= Performance archaeology =

Subset of archaeological theory

Performance archaeology is a subset of archaeological theory. Developers of this theory include Michael Shanks, Mike Pearson and Julian Thomas who in the 1990s at University of Wales, Lampeter began formulating concepts which view the social aspect of performance along with the artistic nature of theatre together through an interdisciplinary lens as "an integrated approach to recording, writing and illustrating the material past" thereby marrying the academic with the artistic. Performance archaeology has further expanded in the last decade upon the theories of presence. Geoff Bailey states that "because we believe that the present is known or knowable better than the past, we must seek our inspiration in studies of present phenomena and our concepts and theories from authorities on the present." Michael Shanks along with Ian Hodder, Christopher Witmore, Gabriella Giannachi and Nick Kaye have recently expanded the theory further by calling for cooperation within the humanities and studying transdisciplinary research from archaeologists who are encouraged to become storytellers in order to more diversely analyze the engagement of the actor, the audience, the things and the space in which they perform by using an 'ecology of practices'. The theory of performance archaeology aims to give researchers a multi temporal link to the antiquated through studying the processual nature of "performance of presence" which is entangled within the 'multipleness' of time.

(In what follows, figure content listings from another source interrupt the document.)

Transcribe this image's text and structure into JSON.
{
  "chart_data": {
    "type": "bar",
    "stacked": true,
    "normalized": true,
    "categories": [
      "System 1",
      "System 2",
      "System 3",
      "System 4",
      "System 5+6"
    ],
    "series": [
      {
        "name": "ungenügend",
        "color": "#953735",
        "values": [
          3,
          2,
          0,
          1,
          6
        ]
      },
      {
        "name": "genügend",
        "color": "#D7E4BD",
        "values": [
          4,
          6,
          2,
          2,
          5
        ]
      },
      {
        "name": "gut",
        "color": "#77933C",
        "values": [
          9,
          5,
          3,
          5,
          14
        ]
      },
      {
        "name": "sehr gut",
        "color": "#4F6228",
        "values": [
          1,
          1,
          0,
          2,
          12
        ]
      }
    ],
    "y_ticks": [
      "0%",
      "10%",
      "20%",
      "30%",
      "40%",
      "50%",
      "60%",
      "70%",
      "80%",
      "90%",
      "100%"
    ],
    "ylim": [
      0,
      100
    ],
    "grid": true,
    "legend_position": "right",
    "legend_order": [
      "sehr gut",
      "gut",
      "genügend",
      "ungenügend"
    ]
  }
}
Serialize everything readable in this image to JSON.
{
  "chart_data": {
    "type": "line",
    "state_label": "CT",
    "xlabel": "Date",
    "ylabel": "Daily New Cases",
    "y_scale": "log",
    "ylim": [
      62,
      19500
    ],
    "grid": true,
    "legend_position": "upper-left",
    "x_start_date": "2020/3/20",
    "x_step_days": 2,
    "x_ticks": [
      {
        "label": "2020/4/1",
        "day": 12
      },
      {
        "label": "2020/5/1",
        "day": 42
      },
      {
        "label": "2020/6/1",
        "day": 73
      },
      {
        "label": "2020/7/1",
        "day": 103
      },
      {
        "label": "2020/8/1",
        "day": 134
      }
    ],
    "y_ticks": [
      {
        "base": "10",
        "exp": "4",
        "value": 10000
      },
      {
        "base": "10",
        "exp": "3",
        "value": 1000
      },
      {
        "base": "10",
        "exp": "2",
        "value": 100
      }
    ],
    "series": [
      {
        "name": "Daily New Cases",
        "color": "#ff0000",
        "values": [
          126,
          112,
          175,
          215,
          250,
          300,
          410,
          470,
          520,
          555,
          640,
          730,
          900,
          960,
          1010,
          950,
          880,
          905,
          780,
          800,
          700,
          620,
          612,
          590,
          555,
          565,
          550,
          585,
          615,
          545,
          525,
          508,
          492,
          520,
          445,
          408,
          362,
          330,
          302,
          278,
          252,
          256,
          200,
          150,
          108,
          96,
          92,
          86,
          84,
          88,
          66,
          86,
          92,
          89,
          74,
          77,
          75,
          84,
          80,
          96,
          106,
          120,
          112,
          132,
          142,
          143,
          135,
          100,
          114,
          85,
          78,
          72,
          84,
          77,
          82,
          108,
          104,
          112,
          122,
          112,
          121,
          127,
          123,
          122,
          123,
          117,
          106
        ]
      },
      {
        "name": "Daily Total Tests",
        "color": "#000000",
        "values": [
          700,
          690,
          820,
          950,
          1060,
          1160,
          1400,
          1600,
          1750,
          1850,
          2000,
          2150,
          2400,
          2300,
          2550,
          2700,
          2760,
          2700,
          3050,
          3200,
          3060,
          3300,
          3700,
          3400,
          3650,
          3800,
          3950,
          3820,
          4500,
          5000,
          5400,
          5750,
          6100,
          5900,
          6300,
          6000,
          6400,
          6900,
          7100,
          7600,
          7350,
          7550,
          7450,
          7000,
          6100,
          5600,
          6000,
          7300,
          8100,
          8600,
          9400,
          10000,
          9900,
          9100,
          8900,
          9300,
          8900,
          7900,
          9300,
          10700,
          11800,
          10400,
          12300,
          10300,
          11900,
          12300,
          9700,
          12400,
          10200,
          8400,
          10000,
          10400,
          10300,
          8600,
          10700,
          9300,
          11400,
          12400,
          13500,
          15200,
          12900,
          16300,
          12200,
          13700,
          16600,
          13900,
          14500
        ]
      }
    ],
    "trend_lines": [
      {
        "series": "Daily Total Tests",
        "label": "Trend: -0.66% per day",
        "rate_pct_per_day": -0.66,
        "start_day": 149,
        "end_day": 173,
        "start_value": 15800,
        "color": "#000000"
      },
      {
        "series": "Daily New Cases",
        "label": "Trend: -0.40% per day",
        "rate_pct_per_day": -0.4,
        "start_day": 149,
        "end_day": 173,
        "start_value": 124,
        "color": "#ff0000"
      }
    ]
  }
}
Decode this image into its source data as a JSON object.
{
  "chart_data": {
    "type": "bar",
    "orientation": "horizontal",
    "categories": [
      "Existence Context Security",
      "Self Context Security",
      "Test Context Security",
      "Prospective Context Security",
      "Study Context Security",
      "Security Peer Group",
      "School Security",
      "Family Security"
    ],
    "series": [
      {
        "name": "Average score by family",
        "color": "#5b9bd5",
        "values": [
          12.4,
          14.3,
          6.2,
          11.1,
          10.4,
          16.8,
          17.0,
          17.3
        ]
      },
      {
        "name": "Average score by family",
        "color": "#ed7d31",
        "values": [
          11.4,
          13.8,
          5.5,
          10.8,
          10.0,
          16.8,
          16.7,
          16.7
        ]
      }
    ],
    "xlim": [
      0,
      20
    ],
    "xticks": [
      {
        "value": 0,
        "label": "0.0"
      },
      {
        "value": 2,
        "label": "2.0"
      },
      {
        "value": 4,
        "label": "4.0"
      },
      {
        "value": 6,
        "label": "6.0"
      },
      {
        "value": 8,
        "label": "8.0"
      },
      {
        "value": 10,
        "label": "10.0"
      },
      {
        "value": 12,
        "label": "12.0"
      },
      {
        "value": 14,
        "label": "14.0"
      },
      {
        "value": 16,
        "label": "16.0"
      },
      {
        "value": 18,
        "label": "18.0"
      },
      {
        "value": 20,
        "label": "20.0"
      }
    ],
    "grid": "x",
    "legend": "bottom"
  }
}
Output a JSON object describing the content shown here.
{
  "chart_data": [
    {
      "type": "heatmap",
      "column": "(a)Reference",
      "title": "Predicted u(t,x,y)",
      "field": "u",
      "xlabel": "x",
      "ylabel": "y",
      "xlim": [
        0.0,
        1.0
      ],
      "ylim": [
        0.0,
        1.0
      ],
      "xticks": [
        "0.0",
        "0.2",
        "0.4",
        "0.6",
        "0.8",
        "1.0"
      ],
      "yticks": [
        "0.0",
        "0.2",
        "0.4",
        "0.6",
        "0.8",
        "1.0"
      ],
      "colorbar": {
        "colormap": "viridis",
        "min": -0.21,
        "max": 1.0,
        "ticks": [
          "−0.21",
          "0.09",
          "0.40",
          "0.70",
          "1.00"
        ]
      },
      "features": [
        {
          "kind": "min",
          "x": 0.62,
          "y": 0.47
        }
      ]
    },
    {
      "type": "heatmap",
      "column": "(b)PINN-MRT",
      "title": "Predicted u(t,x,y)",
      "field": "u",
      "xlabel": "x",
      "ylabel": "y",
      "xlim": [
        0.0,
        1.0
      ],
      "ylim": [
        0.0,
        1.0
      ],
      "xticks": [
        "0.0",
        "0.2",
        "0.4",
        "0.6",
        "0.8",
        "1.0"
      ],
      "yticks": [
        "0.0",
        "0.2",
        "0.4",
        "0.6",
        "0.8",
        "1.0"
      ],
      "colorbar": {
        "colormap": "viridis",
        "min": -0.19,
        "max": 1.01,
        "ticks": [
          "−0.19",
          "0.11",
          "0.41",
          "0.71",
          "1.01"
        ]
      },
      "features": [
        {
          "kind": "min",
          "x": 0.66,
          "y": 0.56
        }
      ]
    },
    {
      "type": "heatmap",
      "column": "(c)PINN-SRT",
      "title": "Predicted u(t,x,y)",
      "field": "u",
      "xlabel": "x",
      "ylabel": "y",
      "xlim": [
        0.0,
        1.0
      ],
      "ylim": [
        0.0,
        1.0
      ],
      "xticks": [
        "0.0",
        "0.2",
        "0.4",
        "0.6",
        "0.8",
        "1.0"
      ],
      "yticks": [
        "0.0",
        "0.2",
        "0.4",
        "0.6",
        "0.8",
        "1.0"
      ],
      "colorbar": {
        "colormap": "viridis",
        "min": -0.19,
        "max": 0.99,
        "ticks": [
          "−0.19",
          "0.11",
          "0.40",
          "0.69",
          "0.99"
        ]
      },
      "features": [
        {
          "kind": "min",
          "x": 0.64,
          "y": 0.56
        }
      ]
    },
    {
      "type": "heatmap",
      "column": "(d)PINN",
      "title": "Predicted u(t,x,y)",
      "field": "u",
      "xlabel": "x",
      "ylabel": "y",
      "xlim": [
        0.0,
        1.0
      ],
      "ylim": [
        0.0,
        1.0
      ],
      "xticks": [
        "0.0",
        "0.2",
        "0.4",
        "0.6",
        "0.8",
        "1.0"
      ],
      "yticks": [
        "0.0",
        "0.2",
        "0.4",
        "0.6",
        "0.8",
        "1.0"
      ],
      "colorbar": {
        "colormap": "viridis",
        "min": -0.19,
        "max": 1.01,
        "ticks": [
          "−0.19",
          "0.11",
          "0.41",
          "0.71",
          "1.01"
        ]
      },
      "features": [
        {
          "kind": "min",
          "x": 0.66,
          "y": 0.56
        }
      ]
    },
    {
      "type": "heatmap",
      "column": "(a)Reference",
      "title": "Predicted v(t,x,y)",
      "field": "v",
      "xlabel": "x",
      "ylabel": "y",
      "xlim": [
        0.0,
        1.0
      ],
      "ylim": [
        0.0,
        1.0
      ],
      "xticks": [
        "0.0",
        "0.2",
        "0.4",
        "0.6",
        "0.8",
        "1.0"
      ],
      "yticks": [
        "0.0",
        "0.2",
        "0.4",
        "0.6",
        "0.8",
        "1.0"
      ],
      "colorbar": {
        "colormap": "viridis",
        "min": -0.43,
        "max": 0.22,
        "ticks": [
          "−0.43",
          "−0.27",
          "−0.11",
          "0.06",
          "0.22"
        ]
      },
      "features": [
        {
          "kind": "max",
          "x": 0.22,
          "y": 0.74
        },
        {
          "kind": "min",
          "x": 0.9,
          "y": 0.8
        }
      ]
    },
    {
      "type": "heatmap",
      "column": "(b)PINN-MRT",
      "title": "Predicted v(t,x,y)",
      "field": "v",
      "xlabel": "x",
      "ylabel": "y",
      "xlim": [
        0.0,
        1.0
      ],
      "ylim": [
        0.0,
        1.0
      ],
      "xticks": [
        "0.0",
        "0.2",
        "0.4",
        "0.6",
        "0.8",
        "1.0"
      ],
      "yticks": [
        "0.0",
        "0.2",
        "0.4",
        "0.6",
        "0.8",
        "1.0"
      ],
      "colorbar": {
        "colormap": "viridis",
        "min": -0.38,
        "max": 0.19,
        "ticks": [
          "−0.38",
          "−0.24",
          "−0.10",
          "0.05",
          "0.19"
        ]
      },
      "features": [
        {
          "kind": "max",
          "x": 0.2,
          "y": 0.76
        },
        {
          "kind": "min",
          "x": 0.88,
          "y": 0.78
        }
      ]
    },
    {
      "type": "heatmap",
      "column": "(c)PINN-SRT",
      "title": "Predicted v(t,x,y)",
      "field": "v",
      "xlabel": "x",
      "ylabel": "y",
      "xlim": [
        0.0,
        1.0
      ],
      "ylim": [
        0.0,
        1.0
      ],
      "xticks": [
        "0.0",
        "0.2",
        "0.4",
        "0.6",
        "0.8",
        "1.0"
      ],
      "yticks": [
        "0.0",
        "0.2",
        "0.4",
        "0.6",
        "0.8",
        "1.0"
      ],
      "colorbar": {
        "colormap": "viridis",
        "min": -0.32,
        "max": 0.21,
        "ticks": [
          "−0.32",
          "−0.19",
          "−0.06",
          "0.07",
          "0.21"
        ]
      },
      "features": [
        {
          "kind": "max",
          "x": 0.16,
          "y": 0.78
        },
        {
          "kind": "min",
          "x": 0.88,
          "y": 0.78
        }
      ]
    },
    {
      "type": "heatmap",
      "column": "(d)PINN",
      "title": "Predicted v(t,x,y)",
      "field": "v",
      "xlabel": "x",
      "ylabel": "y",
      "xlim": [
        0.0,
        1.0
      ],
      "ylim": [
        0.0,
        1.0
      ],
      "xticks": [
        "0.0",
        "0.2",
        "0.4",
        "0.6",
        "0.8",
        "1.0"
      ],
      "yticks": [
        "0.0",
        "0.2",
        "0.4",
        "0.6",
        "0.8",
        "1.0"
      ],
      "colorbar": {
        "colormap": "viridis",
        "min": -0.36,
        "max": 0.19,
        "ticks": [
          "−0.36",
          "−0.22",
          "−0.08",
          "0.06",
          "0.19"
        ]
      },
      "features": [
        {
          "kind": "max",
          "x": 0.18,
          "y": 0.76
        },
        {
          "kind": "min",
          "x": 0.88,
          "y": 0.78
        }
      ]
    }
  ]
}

Echoing theories posited by Martin Heidegger, the processual and temporal natures of performance are phenomenologically entwined with the experiences of the performers and audience. Stories are preserved by memory through performance. These performances can be seen both in the archaeological record as well in modern enactments or rituals. The landscape itself is an integral portion of performance memory. Performance archaeology sets itself apart from performance history by directing focus not toward the past itself but instead toward what has become of the past by taking an ethnoarchaeological approach of analyzing the 'archaeology of present' cultures which allows for a richer interpretation of past performance. Performance archaeology takes a cross-disciplinary approach with 'social archaeology' to studying the things, narratives or artifacts, that remain of ancient theatre, music, dance, art history and oral tradition in order to 'model the past'.